The Ambition Paradox
There’s this incommunicable paradox in having an ambition that I wrestle with all the time. It has to do with finding gratitude in the now, while seeking better and comparison, not to others necessarily, but to myself.
Thoreau says, “Comparison is the thief of joy.” And in my experience, that is most certainly true.
Ambition is chasing after something that you don’t have. It can be anything. Part of having ambition is seeing a gap between what you have and what you want to have, who you are and who you want to be.
This requires comparison.
Part of my journey has been in comparing myself against thresholds of “where I thought I’d be by now” or “where I need to get to.” This constant comparison by way of goals and ambitions can be exhausting at times. It’s easy to get beat down.
But on the flip side, it’s what drives me. The vision is what pulls me forward towards growth and higher contribution. The opportunity to serve and become better is what grounds me in gratitude. It gets me to pick up the umpteenth book when I could turn on the tube instead.
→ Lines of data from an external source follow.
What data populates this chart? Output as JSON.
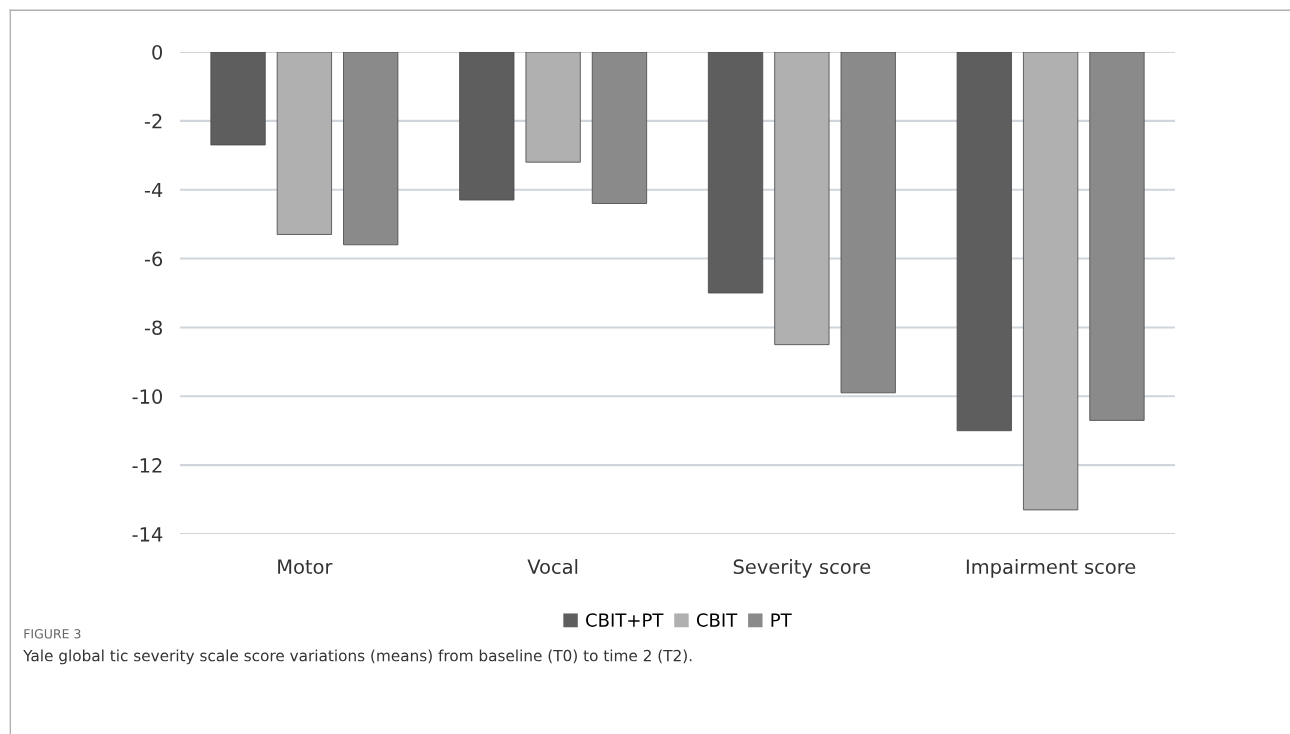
{
  "chart_data": {
    "type": "bar",
    "categories": [
      "Motor",
      "Vocal",
      "Severity score",
      "Impairment score"
    ],
    "series": [
      {
        "name": "CBIT+PT",
        "color": "#5e5e5e",
        "values": [
          -2.7,
          -4.3,
          -7.0,
          -11.0
        ]
      },
      {
        "name": "CBIT",
        "color": "#b0b0b0",
        "values": [
          -5.3,
          -3.2,
          -8.5,
          -13.3
        ]
      },
      {
        "name": "PT",
        "color": "#8a8a8a",
        "values": [
          -5.6,
          -4.4,
          -9.9,
          -10.7
        ]
      }
    ],
    "ylim": [
      -14,
      0
    ],
    "yticks": [
      -14,
      -12,
      -10,
      -8,
      -6,
      -4,
      -2,
      0
    ],
    "grid": "y",
    "legend": "bottom",
    "annotations": [
      "FIGURE 3",
      "Yale global tic severity scale score variations (means) from baseline (T0) to time 2 (T2)."
    ]
  }
}
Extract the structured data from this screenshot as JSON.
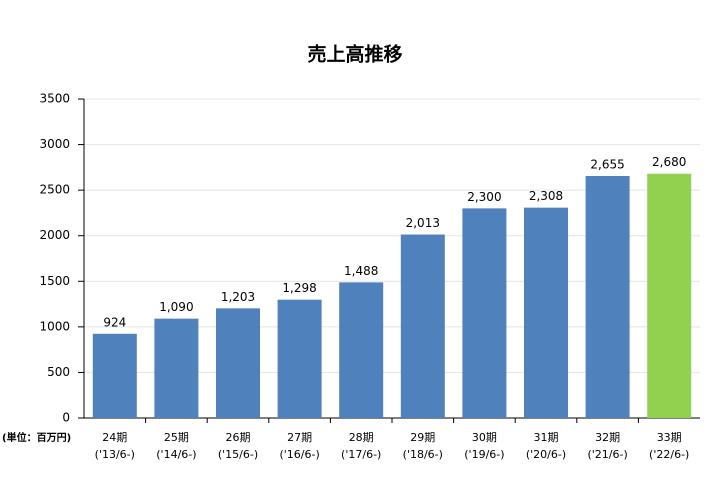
{
  "chart_data": {
    "type": "bar",
    "title": "売上高推移",
    "unit_label": "(単位：百万円)",
    "categories": [
      [
        "24期",
        "('13/6-)"
      ],
      [
        "25期",
        "('14/6-)"
      ],
      [
        "26期",
        "('15/6-)"
      ],
      [
        "27期",
        "('16/6-)"
      ],
      [
        "28期",
        "('17/6-)"
      ],
      [
        "29期",
        "('18/6-)"
      ],
      [
        "30期",
        "('19/6-)"
      ],
      [
        "31期",
        "('20/6-)"
      ],
      [
        "32期",
        "('21/6-)"
      ],
      [
        "33期",
        "('22/6-)"
      ]
    ],
    "values": [
      924,
      1090,
      1203,
      1298,
      1488,
      2013,
      2300,
      2308,
      2655,
      2680
    ],
    "value_labels": [
      "924",
      "1,090",
      "1,203",
      "1,298",
      "1,488",
      "2,013",
      "2,300",
      "2,308",
      "2,655",
      "2,680"
    ],
    "colors": [
      "#4f81bd",
      "#4f81bd",
      "#4f81bd",
      "#4f81bd",
      "#4f81bd",
      "#4f81bd",
      "#4f81bd",
      "#4f81bd",
      "#4f81bd",
      "#92d050"
    ],
    "ylim": [
      0,
      3500
    ],
    "yticks": [
      0,
      500,
      1000,
      1500,
      2000,
      2500,
      3000,
      3500
    ],
    "grid": true
  }
}
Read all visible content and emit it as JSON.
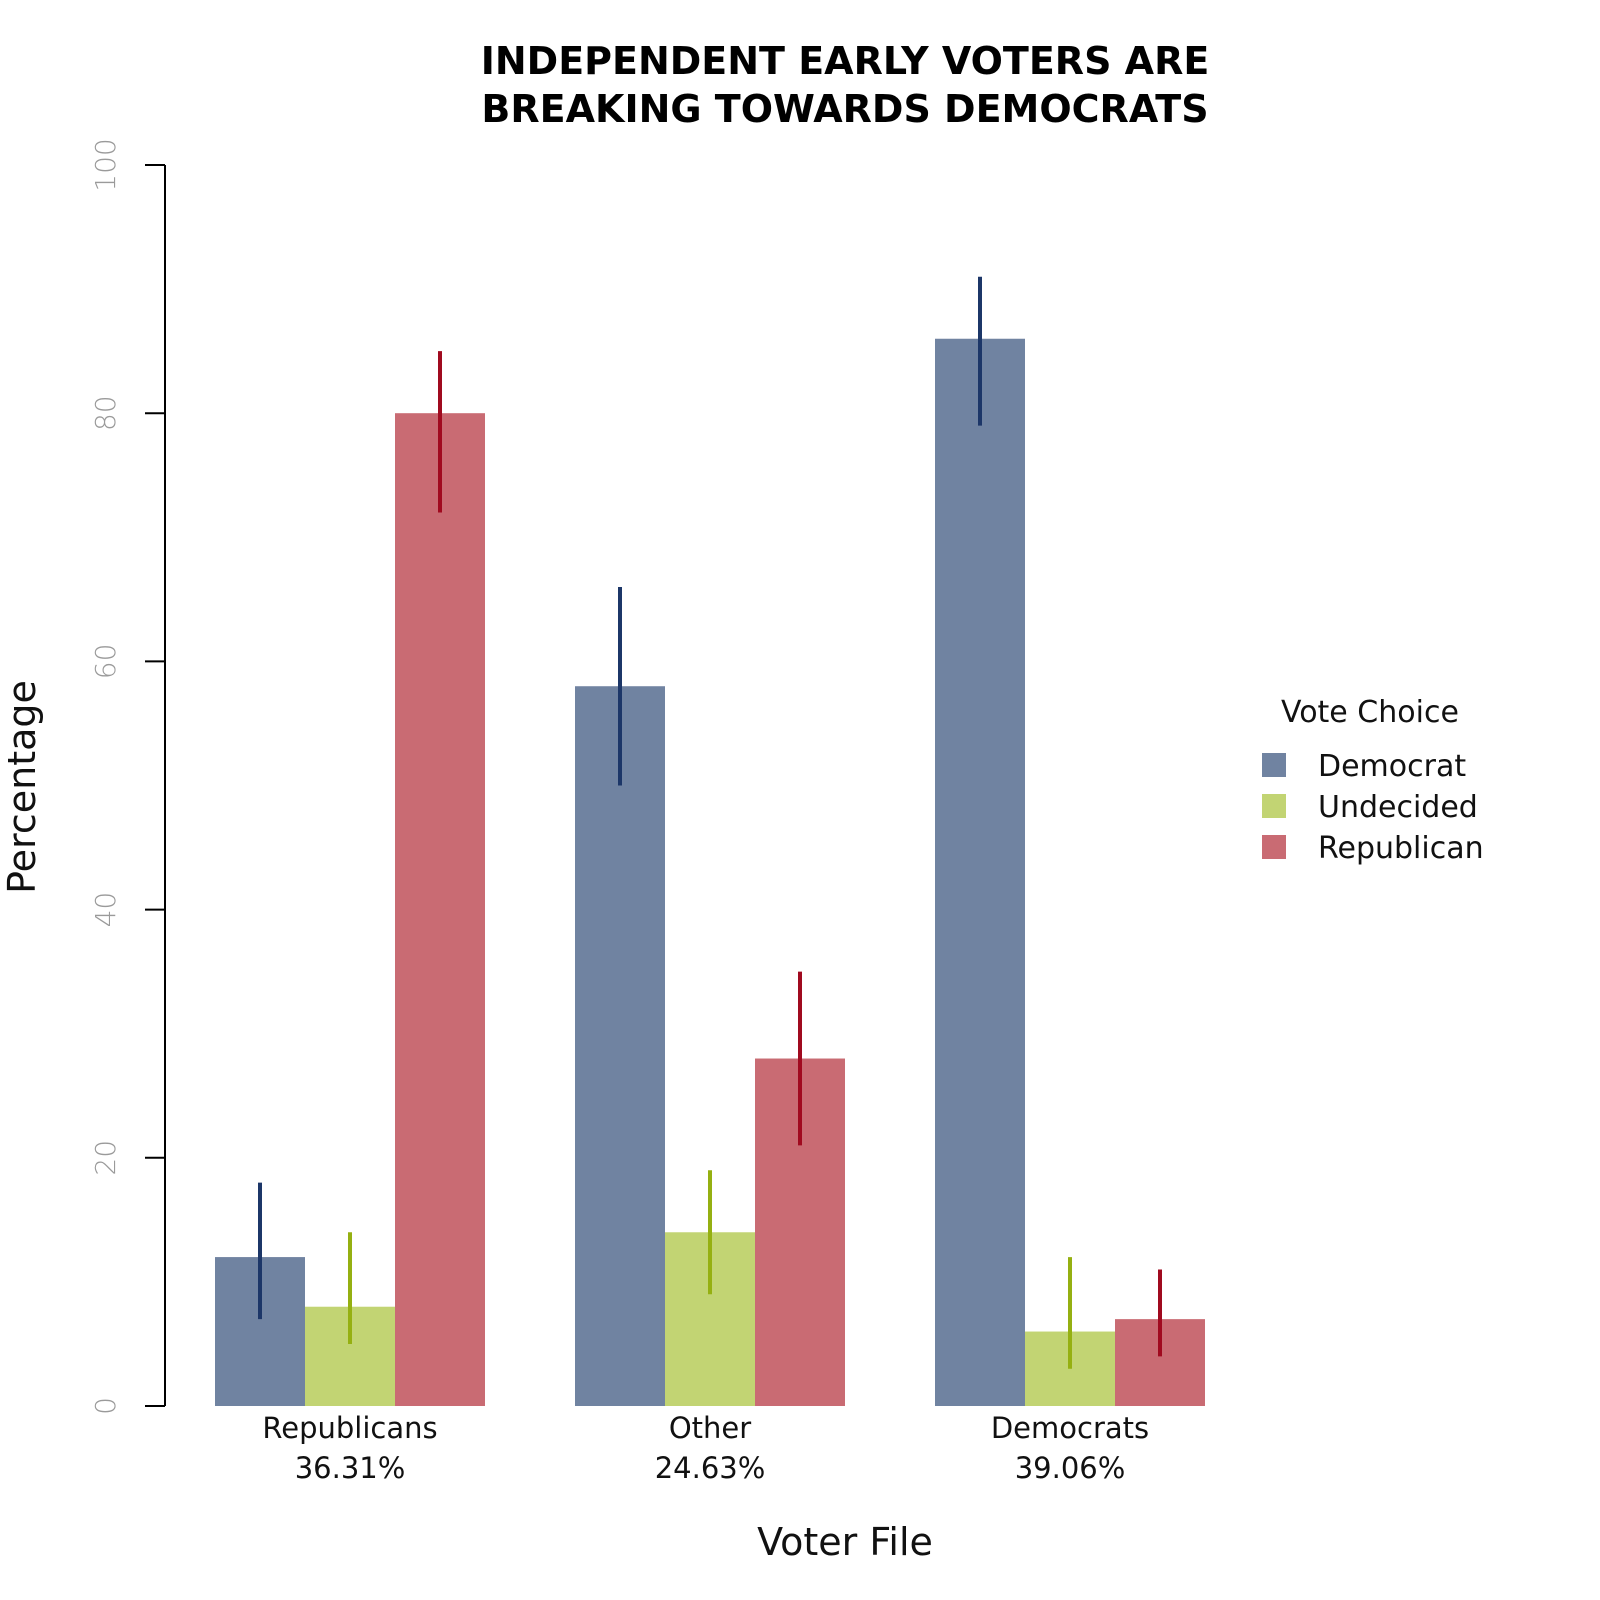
{
  "chart_data": {
    "type": "bar",
    "title_lines": [
      "INDEPENDENT EARLY VOTERS ARE",
      "BREAKING TOWARDS DEMOCRATS"
    ],
    "xlabel": "Voter File",
    "ylabel": "Percentage",
    "ylim": [
      0,
      100
    ],
    "yticks": [
      "0",
      "20",
      "40",
      "60",
      "80",
      "100"
    ],
    "categories": [
      {
        "name": "Republicans",
        "share": "36.31%"
      },
      {
        "name": "Other",
        "share": "24.63%"
      },
      {
        "name": "Democrats",
        "share": "39.06%"
      }
    ],
    "series": [
      {
        "name": "Democrat",
        "color": "#7083a1",
        "error_color": "#1c3668",
        "values": [
          12,
          58,
          86
        ],
        "error_low": [
          7,
          50,
          79
        ],
        "error_high": [
          18,
          66,
          91
        ]
      },
      {
        "name": "Undecided",
        "color": "#c2d473",
        "error_color": "#95b011",
        "values": [
          8,
          14,
          6
        ],
        "error_low": [
          5,
          9,
          3
        ],
        "error_high": [
          14,
          19,
          12
        ]
      },
      {
        "name": "Republican",
        "color": "#c96b73",
        "error_color": "#a00a1f",
        "values": [
          80,
          28,
          7
        ],
        "error_low": [
          72,
          21,
          4
        ],
        "error_high": [
          85,
          35,
          11
        ]
      }
    ],
    "legend": {
      "title": "Vote Choice",
      "position": "right"
    },
    "grid": false
  }
}
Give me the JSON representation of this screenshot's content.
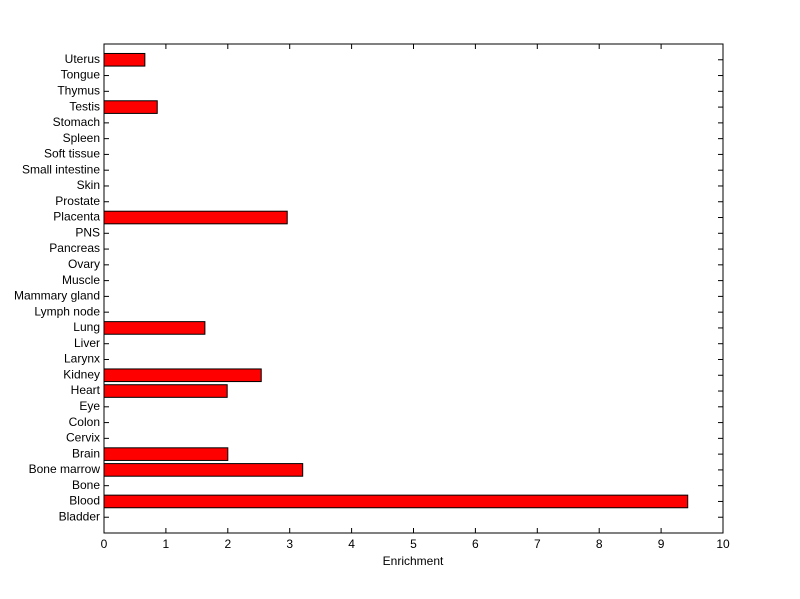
{
  "chart_data": {
    "type": "barh",
    "xlabel": "Enrichment",
    "categories": [
      "Bladder",
      "Blood",
      "Bone",
      "Bone marrow",
      "Brain",
      "Cervix",
      "Colon",
      "Eye",
      "Heart",
      "Kidney",
      "Larynx",
      "Liver",
      "Lung",
      "Lymph node",
      "Mammary gland",
      "Muscle",
      "Ovary",
      "Pancreas",
      "PNS",
      "Placenta",
      "Prostate",
      "Skin",
      "Small intestine",
      "Soft tissue",
      "Spleen",
      "Stomach",
      "Testis",
      "Thymus",
      "Tongue",
      "Uterus"
    ],
    "values": [
      0,
      9.43,
      0,
      3.21,
      2.0,
      0,
      0,
      0,
      1.99,
      2.54,
      0,
      0,
      1.63,
      0,
      0,
      0,
      0,
      0,
      0,
      2.96,
      0,
      0,
      0,
      0,
      0,
      0,
      0.86,
      0,
      0,
      0.66
    ],
    "color": "#ff0000",
    "xlim": [
      0,
      10
    ],
    "xticks": [
      0,
      1,
      2,
      3,
      4,
      5,
      6,
      7,
      8,
      9,
      10
    ]
  }
}
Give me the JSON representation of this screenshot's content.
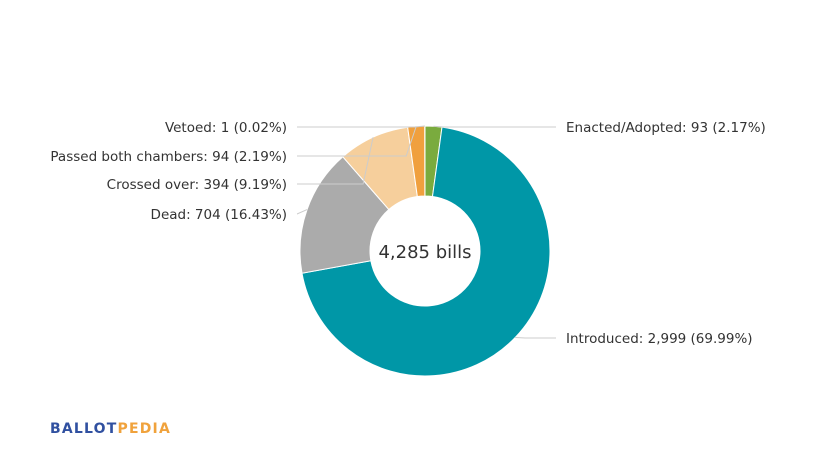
{
  "chart_data": {
    "type": "pie",
    "variant": "donut",
    "center_label": "4,285 bills",
    "slices": [
      {
        "label": "Enacted/Adopted",
        "value": 93,
        "percent": 2.17,
        "text": "Enacted/Adopted: 93 (2.17%)",
        "color": "#7aab3e",
        "side": "right"
      },
      {
        "label": "Introduced",
        "value": 2999,
        "percent": 69.99,
        "text": "Introduced: 2,999 (69.99%)",
        "color": "#0097a7",
        "side": "right"
      },
      {
        "label": "Dead",
        "value": 704,
        "percent": 16.43,
        "text": "Dead: 704 (16.43%)",
        "color": "#ababab",
        "side": "left"
      },
      {
        "label": "Crossed over",
        "value": 394,
        "percent": 9.19,
        "text": "Crossed over: 394 (9.19%)",
        "color": "#f6cf9c",
        "side": "left"
      },
      {
        "label": "Passed both chambers",
        "value": 94,
        "percent": 2.19,
        "text": "Passed both chambers: 94 (2.19%)",
        "color": "#f0a03e",
        "side": "left"
      },
      {
        "label": "Vetoed",
        "value": 1,
        "percent": 0.02,
        "text": "Vetoed: 1 (0.02%)",
        "color": "#6b3b1f",
        "side": "left"
      }
    ]
  },
  "logo": {
    "part1": "BALLOT",
    "part2": "PEDIA"
  }
}
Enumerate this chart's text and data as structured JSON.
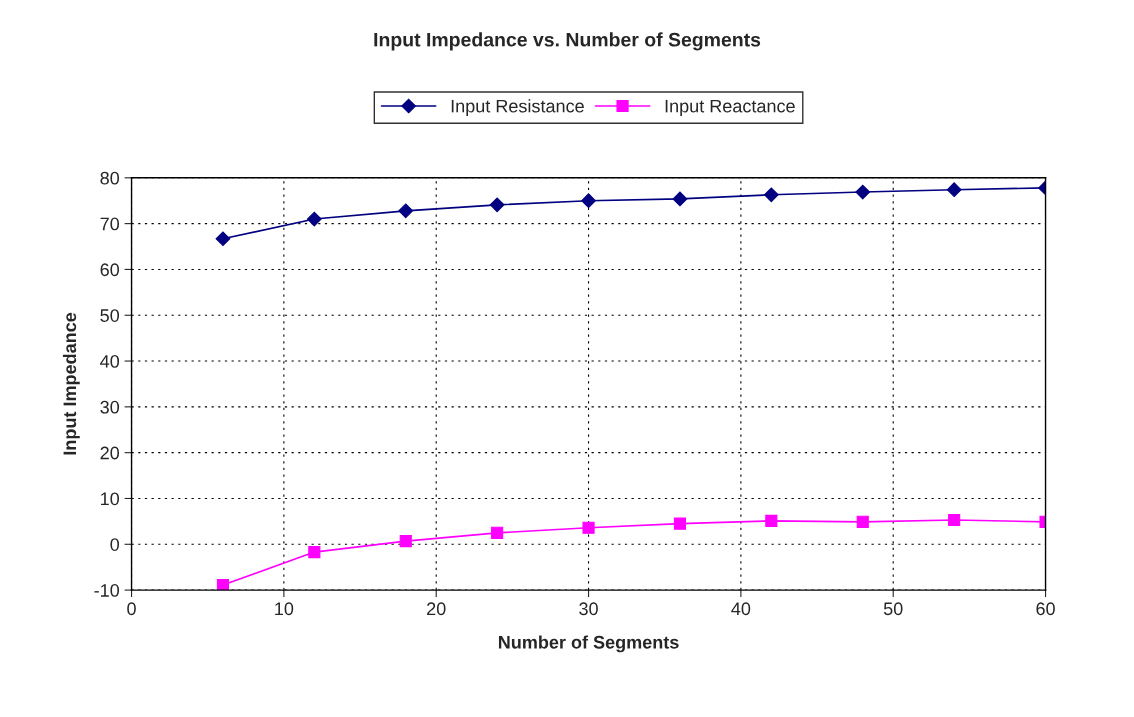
{
  "chart_data": {
    "type": "line",
    "title": "Input Impedance vs. Number of Segments",
    "xlabel": "Number of Segments",
    "ylabel": "Input Impedance",
    "x": [
      6,
      12,
      18,
      24,
      30,
      36,
      42,
      48,
      54,
      60
    ],
    "series": [
      {
        "name": "Input Resistance",
        "color": "#000080",
        "marker": "diamond",
        "values": [
          66.7,
          71.0,
          72.8,
          74.1,
          75.0,
          75.4,
          76.3,
          76.9,
          77.4,
          77.8
        ]
      },
      {
        "name": "Input Reactance",
        "color": "#ff00ff",
        "marker": "square",
        "values": [
          -8.9,
          -1.7,
          0.7,
          2.5,
          3.6,
          4.5,
          5.1,
          4.9,
          5.3,
          4.9
        ]
      }
    ],
    "xlim": [
      0,
      60
    ],
    "xticks": [
      0,
      10,
      20,
      30,
      40,
      50,
      60
    ],
    "ylim": [
      -10,
      80
    ],
    "yticks": [
      -10,
      0,
      10,
      20,
      30,
      40,
      50,
      60,
      70,
      80
    ],
    "grid": true,
    "legend": "top",
    "line_style": "solid"
  }
}
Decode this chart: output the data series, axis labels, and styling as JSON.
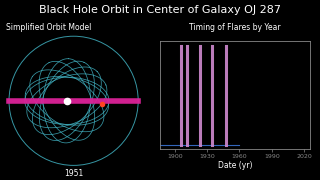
{
  "title": "Black Hole Orbit in Center of Galaxy OJ 287",
  "left_label": "Simplified Orbit Model",
  "right_label": "Timing of Flares by Year",
  "year_label": "1951",
  "xlabel": "Date (yr)",
  "background_color": "#000000",
  "text_color": "#ffffff",
  "orbit_color": "#44bbcc",
  "disk_color": "#dd2299",
  "flare_years": [
    1906,
    1911,
    1923,
    1934,
    1947
  ],
  "bar_color": "#cc88cc",
  "axis_color": "#888888",
  "xmin": 1886,
  "xmax": 2026,
  "xticks": [
    1900,
    1930,
    1960,
    1990,
    2020
  ],
  "title_fontsize": 8.0,
  "label_fontsize": 5.5,
  "tick_fontsize": 4.5,
  "year_fontsize": 5.5
}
When you’re wrapped up in ambition, it’s easy to lose sight of what this is all for. It’s the classic parable in The Alchemist. What you seek to be, you already are. What you seek to have, you already have.
We all “know” this stuff. We understand these paradoxes. They’re codified in all sorts of aphorisms and phrases. But that’s just it. For many of us, we have to chase down our ambitions to realize somewhere on the path that “getting” something isn’t the goal at all.
It’s to enjoy the process of life itself.
We have ambitions and goals, and compare ourselves to others, because we think those things will make us happy.
But those are just the vehicles.
Happiness happens in the now (or never).